Mengelola Tanjung Perak Pos ia lakoni sejak tahun 2000 hingga 2015 sambil merangkap sebagai kontributor koran ekonomi Bisnis Indonesia terbitan Jakarta. Tanjung Perak Pos lalu berganti nama menjadi Perak News ketika ditinggalkan Abah Wachid dan kini beralih menjadi Trans & Log News, dan ia menempati posisi sebagai Penasihat hingga Agustus 2022.
Motor Disandera
Petualangan Abah Wachid sebagai jurnalis dan penulis harus berhenti sejak medio Agustus 2022 dan hingga kini waktunya nyaris habis untuk tinggal di rumah dan ibadah bersama istri tercintanya, Susiatin yang dinikahinya pada 1976. Bagaimana bisa ghirah Abah Wachid untuk melakukan liputan berita benar-benar terhenti? Kok bisa profesi yang sudah mandarah daging itu bisa dihentikan?
Adalah Anis, anak semata wayangnya yang kini dikaruniai dua putra/putri merasa tak tega jika ayahnya terus pergi pulang Gresik-Surabaya dengan mengendarai sepeda motor bututnya. Melalui diskusi dengan keluarga, dengan pertimbangan rasa sayang dan khawatir akan keselamatan ayahnya, Anis pun mengambil langkah cerdik, yakni “menyandera” sepeda motor Abah Wachid di rumahnya di bilangan Pondok Permata Suci (PPS) Manyar, Gresik.

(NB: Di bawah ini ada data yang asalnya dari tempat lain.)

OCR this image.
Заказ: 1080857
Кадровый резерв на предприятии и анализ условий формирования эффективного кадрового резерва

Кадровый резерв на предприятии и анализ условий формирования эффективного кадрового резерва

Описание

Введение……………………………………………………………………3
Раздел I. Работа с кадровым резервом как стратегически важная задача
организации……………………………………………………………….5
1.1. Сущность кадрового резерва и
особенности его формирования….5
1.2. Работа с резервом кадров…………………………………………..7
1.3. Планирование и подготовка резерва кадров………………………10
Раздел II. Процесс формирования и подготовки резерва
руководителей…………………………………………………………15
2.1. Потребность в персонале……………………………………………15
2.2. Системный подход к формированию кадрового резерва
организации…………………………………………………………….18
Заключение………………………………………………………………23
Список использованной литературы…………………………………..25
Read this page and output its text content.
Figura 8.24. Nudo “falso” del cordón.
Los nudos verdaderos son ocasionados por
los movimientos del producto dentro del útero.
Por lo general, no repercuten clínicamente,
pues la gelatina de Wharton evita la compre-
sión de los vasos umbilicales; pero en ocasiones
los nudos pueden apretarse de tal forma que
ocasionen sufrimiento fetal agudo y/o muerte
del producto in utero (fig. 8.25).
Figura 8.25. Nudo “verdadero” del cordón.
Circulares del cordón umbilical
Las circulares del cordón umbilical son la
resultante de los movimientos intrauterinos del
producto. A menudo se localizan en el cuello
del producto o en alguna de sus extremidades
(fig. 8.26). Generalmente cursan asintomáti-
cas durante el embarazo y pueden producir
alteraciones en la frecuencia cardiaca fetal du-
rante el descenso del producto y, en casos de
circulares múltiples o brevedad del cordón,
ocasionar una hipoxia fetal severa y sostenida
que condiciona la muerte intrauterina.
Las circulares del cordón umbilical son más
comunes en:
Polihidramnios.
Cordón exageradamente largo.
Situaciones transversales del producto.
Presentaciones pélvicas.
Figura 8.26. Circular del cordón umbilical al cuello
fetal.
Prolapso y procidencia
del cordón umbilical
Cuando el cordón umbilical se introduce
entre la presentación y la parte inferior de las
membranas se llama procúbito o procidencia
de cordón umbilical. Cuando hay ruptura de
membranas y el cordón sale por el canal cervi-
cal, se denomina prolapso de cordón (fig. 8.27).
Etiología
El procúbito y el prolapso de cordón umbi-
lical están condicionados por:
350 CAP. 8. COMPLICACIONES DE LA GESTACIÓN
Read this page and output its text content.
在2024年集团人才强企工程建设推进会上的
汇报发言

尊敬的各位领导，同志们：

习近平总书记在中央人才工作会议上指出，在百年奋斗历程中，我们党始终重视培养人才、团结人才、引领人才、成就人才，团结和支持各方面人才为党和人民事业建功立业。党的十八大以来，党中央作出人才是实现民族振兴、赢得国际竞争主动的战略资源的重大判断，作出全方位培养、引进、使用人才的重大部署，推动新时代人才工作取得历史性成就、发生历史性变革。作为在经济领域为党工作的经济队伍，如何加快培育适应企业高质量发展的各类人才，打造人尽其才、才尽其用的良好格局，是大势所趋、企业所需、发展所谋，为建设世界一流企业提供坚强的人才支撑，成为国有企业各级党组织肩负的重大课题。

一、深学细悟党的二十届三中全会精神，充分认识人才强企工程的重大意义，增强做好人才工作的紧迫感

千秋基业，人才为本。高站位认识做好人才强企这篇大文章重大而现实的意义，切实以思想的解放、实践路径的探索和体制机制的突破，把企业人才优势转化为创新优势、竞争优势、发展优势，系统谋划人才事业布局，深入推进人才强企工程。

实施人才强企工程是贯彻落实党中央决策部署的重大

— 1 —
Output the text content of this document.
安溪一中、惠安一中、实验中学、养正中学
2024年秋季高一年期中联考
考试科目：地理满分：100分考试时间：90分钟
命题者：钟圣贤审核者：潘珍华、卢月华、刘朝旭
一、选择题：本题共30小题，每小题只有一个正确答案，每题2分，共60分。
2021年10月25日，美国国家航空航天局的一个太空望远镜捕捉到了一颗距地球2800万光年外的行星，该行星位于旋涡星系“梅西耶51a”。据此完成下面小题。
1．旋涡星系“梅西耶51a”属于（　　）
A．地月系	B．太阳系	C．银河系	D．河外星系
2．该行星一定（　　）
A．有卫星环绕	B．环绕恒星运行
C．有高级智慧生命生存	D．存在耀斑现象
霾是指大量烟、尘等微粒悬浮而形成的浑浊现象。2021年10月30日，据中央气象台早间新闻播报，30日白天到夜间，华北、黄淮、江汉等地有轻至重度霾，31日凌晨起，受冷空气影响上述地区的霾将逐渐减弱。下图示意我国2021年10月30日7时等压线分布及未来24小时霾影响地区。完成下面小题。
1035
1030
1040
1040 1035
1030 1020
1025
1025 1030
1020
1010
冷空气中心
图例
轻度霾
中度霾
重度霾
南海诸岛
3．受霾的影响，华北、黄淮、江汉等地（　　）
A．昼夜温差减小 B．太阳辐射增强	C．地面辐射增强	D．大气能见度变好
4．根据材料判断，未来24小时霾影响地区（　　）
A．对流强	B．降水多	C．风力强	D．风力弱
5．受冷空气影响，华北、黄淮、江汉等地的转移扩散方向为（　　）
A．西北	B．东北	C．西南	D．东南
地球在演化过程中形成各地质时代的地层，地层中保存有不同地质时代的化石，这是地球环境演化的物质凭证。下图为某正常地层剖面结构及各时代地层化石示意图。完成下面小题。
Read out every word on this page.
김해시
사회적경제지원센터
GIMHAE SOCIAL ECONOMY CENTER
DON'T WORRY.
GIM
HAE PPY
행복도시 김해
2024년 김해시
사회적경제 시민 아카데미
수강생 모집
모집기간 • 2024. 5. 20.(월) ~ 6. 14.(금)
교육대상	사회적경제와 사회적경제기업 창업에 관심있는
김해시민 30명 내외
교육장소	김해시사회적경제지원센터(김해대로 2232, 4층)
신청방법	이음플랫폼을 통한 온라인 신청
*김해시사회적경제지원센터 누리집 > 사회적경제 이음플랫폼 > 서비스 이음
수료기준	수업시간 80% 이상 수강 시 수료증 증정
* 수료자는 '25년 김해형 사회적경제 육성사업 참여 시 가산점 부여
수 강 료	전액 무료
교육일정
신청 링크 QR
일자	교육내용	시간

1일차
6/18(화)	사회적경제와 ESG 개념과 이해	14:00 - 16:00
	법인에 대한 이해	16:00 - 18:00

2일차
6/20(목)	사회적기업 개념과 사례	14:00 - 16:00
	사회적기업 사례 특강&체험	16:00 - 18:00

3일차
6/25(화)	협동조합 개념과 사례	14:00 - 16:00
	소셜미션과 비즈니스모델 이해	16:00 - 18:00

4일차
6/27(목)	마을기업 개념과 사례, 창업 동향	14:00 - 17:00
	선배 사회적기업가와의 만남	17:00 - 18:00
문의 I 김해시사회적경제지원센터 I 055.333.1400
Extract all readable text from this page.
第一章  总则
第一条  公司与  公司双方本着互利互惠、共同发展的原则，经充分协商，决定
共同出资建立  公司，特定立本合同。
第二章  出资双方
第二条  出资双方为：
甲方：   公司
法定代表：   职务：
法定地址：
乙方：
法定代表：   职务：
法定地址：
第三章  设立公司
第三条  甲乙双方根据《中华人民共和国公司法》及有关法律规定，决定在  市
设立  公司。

Semula batin Abah Wachid berontak dengan sikap yang diambil keluarga besarnya tersebut. Setelah mendapat penjelasan, bahwa sikap itu diambil demi keselamatan dan rasa sayang keluarga, Abah Wachid yang telah berhaji dan tiga kali umroh ini pun luluh hatinya. Ia pasrah untuk menerima sikap anak dan istrinya untuk berhenti menjalani profesi sebagai jurnalis aktif yang harus morak-marik di jalanan.
Dan, sambil mengenang seabrek perjalanan hidupnya sebagai jurnalis yang telah puluhan tahun dilakoninya, kini Abah Wachid yang telah mengalami gangguan pada indera pendengarannya ini, menghabiskan watunya bersama istri tercintanya, anak, dan cucunya di rumah tingkatnya.
“Awalnya aku benar-benar terpukul dan nggondhok, mangkel, ngambek, ketika sepeda morotku disimpan di rumah Anis yang di Suci, Manyar. Karena itu kakiku yang mengantar ke mana-mana. Sampai saiki (sekarang) motor itu di sana. Kalau sepeda motor gak ada, aku gak bisa liputan. Kalau mau keluar paling-paling ke pasar atau ke warung kopi, ya naik becak. Tapi mau gimana lagi, fisik juga sudah gak kuat lagi,” ujarnya sambil terkekeh-kekeh seraya menambahkan, bahwa jemarinya sering gatal untuk menulis dan menulis berita.
Guru SD Swasta
Sebelum menggeluti jagat jurnalistik hingga benar-benar stop hampir dua tahun lalu (Agustus 2022) — karena faktor fisik–, Wachid muda sempat menjadi guru di SD swasta di Gresik kota sejak tahun 1960-an. Ia jalani profesi yang tak pernah dicita-citakan itu hingga 10 tahun. Namun, darah jurnalistiknya memaksanya harus melepas profesi guru yang memang bukan dunianya.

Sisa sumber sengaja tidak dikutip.